In the wake of her death, The Marshall Project, a nonprofit journalism platform covering the criminal justice system, astutely pointed out “RBG’s mixed record” on criminal justice and race.
“She authored Cutter v. Wilkinson, which enhanced protection for prisoners’ religious rights. But she also wrote Porter v. Nussle, which erected new barriers for prisoners seeking to vindicate their rights in federal courts,” David Fathi, director of the American Civil Liberties Union National Prison Project said.
“She dissented in Beard v. Banks, when the court upheld 23-hour solitary confinement without newspapers, radio, television, or telephone calls,” he added. “But she also joined the court’s opinion in Overton v. Bazzetta, which upheld draconian visiting restrictions in Michigan prisons, including a potential lifetime ban on visits for prisoners found guilty of substance-abuse violations.”

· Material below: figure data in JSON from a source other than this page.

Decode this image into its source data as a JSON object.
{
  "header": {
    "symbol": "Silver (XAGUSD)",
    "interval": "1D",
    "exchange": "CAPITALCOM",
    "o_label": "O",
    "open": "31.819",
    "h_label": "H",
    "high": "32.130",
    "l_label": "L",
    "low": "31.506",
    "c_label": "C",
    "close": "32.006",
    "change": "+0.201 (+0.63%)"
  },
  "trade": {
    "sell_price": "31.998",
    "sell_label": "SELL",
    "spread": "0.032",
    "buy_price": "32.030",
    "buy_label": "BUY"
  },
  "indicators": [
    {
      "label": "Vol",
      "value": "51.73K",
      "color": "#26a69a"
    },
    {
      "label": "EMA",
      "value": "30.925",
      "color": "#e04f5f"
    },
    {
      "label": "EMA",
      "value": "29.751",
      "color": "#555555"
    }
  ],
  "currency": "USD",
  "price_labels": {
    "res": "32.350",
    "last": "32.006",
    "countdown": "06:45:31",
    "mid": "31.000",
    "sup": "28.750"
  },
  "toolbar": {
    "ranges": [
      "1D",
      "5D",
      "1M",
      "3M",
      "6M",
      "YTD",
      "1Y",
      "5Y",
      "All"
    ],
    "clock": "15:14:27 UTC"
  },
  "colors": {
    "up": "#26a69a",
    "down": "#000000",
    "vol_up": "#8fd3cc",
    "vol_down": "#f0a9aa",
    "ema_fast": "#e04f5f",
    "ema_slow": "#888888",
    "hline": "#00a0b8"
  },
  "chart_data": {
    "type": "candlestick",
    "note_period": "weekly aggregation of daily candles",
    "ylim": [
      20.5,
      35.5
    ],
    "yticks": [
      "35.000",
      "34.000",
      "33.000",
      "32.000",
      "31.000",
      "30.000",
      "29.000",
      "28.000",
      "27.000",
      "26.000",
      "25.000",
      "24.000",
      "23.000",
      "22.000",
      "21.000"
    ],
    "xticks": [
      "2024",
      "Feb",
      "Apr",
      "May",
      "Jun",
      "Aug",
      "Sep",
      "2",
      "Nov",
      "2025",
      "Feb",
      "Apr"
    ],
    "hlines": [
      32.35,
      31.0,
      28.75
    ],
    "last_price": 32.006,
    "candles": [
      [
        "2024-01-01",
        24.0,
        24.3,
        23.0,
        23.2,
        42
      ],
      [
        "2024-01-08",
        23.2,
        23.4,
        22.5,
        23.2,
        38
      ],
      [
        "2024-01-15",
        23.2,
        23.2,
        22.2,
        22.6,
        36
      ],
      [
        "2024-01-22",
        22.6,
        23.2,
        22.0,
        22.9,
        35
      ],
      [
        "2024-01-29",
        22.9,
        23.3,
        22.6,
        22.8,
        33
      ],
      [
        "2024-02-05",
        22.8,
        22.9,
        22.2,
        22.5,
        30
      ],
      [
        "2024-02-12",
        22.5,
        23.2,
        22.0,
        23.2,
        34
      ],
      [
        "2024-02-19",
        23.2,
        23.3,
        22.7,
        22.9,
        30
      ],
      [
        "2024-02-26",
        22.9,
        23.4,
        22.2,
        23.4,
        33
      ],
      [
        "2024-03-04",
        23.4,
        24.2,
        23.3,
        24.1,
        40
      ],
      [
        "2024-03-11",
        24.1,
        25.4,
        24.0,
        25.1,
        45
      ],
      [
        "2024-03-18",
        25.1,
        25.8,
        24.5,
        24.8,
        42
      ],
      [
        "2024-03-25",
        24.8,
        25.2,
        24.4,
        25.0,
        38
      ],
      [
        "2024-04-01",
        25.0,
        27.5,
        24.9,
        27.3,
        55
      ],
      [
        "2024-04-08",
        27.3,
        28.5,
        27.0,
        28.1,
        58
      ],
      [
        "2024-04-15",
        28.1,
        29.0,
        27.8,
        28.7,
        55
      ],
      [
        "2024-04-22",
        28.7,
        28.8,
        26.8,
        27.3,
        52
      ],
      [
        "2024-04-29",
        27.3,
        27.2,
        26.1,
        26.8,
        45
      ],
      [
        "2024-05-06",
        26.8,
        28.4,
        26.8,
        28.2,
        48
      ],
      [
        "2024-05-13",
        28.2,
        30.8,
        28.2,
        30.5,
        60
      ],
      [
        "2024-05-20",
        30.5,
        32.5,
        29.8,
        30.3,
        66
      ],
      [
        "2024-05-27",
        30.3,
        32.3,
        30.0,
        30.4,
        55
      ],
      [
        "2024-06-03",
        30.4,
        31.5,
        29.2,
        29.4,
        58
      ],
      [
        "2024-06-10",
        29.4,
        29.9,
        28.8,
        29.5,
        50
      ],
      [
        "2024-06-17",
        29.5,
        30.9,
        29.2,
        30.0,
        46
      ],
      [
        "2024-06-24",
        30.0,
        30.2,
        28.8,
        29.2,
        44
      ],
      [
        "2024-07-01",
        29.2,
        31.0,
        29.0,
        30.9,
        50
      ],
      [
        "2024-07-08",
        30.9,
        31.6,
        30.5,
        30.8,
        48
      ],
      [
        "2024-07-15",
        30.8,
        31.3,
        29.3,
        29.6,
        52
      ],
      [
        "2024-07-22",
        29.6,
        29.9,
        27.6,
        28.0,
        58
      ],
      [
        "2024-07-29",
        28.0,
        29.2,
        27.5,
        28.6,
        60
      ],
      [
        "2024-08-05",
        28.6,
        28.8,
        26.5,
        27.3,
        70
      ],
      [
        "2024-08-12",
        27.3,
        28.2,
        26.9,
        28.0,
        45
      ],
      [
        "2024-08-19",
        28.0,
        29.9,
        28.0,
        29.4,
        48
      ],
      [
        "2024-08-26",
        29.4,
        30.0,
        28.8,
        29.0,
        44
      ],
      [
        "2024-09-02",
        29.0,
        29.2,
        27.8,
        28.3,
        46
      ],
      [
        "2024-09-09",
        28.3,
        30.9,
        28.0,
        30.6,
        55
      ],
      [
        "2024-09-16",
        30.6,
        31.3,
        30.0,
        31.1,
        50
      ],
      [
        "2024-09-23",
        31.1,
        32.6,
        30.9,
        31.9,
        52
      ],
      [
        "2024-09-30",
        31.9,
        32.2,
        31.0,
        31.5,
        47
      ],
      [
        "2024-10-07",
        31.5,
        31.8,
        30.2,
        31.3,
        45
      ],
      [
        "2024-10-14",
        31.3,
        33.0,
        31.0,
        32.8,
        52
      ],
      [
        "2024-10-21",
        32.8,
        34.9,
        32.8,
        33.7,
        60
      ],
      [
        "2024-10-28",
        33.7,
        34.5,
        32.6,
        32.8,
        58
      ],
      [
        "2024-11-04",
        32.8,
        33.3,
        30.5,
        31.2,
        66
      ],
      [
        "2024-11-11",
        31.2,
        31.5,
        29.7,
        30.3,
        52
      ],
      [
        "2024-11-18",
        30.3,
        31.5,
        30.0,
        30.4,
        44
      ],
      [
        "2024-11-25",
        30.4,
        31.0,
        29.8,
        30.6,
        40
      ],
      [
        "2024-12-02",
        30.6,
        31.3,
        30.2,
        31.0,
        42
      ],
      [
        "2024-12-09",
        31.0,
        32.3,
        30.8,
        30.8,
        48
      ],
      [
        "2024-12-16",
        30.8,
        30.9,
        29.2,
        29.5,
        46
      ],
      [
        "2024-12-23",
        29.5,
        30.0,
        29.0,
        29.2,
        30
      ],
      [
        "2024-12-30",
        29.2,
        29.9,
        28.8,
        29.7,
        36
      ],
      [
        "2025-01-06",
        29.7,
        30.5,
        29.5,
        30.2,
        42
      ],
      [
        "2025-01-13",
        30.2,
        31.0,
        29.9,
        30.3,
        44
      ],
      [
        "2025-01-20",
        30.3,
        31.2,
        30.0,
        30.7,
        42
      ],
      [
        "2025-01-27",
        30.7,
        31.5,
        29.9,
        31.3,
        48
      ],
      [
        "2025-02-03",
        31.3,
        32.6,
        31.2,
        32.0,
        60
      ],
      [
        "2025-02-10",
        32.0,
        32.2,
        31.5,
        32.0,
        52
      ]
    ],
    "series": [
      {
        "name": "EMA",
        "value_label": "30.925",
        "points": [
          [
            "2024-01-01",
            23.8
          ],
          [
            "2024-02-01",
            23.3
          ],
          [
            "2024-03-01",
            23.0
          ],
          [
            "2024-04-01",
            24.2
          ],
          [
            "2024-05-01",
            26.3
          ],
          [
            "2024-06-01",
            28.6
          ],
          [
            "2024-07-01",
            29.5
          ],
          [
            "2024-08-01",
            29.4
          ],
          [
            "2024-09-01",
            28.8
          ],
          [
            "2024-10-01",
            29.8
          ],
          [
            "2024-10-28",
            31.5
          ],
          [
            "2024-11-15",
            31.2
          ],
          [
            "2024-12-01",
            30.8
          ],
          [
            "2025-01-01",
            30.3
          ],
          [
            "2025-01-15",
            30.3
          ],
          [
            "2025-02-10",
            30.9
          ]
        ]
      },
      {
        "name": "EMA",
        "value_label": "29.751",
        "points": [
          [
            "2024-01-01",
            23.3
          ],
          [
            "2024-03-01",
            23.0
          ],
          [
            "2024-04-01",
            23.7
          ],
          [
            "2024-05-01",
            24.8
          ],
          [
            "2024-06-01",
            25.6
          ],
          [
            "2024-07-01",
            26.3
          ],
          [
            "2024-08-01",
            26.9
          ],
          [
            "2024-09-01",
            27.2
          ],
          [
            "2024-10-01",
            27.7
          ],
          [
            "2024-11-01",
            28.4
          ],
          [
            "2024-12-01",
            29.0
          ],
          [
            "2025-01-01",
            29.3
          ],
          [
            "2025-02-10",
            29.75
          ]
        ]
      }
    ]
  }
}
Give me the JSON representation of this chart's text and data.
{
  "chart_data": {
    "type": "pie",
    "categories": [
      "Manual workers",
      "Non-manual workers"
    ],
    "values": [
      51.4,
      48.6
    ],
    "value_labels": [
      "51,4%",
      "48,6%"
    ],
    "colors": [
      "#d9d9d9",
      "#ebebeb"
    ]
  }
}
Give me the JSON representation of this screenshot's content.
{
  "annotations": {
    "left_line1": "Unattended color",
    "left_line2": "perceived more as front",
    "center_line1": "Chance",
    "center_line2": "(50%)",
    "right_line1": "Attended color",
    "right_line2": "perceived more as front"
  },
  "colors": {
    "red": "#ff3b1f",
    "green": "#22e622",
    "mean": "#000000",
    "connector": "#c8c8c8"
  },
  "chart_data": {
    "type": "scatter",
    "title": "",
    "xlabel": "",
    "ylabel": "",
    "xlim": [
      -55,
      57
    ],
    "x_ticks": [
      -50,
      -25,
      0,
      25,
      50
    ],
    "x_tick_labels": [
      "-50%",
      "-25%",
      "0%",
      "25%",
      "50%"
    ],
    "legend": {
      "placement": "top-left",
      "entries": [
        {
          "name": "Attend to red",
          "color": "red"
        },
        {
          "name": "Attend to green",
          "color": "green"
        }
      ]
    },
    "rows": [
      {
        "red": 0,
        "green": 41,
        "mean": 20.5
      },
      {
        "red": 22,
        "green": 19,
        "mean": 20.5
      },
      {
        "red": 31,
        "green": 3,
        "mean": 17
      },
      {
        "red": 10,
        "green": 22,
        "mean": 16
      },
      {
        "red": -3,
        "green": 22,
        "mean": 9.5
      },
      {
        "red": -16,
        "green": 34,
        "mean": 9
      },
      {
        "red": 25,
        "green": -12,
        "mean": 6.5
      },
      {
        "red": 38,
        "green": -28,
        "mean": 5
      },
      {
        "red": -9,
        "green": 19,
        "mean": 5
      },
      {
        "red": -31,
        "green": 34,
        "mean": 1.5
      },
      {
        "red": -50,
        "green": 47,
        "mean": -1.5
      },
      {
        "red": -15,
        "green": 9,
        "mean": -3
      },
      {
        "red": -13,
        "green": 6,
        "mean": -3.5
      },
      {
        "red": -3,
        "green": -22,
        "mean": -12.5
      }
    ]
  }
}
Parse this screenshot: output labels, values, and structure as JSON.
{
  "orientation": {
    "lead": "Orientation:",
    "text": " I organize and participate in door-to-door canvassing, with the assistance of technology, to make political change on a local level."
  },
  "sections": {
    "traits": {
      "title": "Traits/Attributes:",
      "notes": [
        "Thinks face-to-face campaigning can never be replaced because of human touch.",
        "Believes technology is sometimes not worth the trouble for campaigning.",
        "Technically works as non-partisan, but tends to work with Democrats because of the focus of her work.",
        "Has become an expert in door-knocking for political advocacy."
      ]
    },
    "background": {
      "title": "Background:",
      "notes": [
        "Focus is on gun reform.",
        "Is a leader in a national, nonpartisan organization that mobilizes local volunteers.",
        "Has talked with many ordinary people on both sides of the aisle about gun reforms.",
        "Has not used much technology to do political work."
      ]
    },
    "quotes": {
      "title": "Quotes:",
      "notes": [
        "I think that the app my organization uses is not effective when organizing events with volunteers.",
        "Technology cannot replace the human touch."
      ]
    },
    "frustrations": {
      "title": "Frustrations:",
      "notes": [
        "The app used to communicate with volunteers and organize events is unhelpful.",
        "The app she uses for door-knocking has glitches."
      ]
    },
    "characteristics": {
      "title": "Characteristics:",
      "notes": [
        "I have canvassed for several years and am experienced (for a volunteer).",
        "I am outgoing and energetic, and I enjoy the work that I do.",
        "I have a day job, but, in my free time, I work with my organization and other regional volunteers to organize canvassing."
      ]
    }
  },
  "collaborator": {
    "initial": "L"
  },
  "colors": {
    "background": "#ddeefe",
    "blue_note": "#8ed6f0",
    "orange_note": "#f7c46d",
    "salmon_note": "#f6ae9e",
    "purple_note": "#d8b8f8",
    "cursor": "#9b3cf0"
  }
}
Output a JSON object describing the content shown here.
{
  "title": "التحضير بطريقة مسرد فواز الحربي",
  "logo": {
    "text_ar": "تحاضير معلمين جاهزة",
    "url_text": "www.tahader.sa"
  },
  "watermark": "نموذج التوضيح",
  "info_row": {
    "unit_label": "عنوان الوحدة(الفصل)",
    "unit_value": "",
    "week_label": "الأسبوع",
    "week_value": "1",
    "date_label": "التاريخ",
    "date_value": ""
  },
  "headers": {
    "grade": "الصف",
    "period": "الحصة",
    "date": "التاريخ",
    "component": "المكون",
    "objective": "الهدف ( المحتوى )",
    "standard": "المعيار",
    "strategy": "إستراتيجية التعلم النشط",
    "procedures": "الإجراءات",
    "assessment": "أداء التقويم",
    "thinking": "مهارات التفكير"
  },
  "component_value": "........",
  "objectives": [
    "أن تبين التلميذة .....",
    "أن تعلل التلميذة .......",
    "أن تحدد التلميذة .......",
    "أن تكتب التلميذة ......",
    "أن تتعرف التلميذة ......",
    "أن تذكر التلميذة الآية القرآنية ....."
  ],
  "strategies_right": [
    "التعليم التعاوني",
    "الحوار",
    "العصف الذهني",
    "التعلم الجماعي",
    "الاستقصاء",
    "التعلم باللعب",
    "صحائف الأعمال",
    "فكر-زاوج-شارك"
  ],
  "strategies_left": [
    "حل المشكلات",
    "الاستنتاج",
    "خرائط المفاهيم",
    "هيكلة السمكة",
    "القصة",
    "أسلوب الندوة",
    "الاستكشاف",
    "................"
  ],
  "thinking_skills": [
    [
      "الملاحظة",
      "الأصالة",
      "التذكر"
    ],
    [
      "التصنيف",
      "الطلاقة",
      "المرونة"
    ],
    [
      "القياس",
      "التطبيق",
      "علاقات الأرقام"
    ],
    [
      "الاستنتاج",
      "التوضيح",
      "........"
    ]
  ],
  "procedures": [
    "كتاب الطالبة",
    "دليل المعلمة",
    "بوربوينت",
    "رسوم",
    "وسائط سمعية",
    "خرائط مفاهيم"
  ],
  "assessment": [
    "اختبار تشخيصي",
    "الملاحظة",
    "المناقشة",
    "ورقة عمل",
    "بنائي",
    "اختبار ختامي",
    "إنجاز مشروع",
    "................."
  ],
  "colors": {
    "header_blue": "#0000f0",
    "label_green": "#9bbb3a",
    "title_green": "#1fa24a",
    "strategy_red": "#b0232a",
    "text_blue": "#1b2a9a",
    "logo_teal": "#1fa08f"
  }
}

Ruth Bader Ginsburg has also been criticized for other things. In 2016, she was lambasted for criticizing the San Francisco 49ers quarterback Colin Kaepernick and other football players for refusing to stand for the national anthem before kickoff. She’s been accused of not going far enough to address intersectionality, especially the experiences of women of color and of members of the LGBTQ+ community. Also in 2016, she was chastised for breaking with Supreme Court protocol when she called then-presidential candidate Trump a “faker” and said that she couldn’t imagine what the country would be like with him in charge.

Inevitable limitations
As a lover of history, I’m convinced that some of the gravest disasters in the history of human existence have happened as a result of lionizing people who are flawed—of being unable, or unwilling, to recognize the inevitable limitations of someone’s greatness.
I know Ruth Bader Ginsburg was not perfect. But who is? We have to take the bad with the good—the inadequate with the exceptional. What I also know is that I have deep and profound admiration for her, and for the enduring ways in which she has shaped the U.S. legal system and the fabric of this country.
Of course she could have done more, of course she could have avoided gaffes and ill-judged blunders. And yes, she’s complicated, imperfect and human, but even when it comes to the most powerful arbiters of the land, we can’t ask for more and we’ll never get more. And ironically, that’s something with which the late Supreme Court justice would almost certainly have agreed.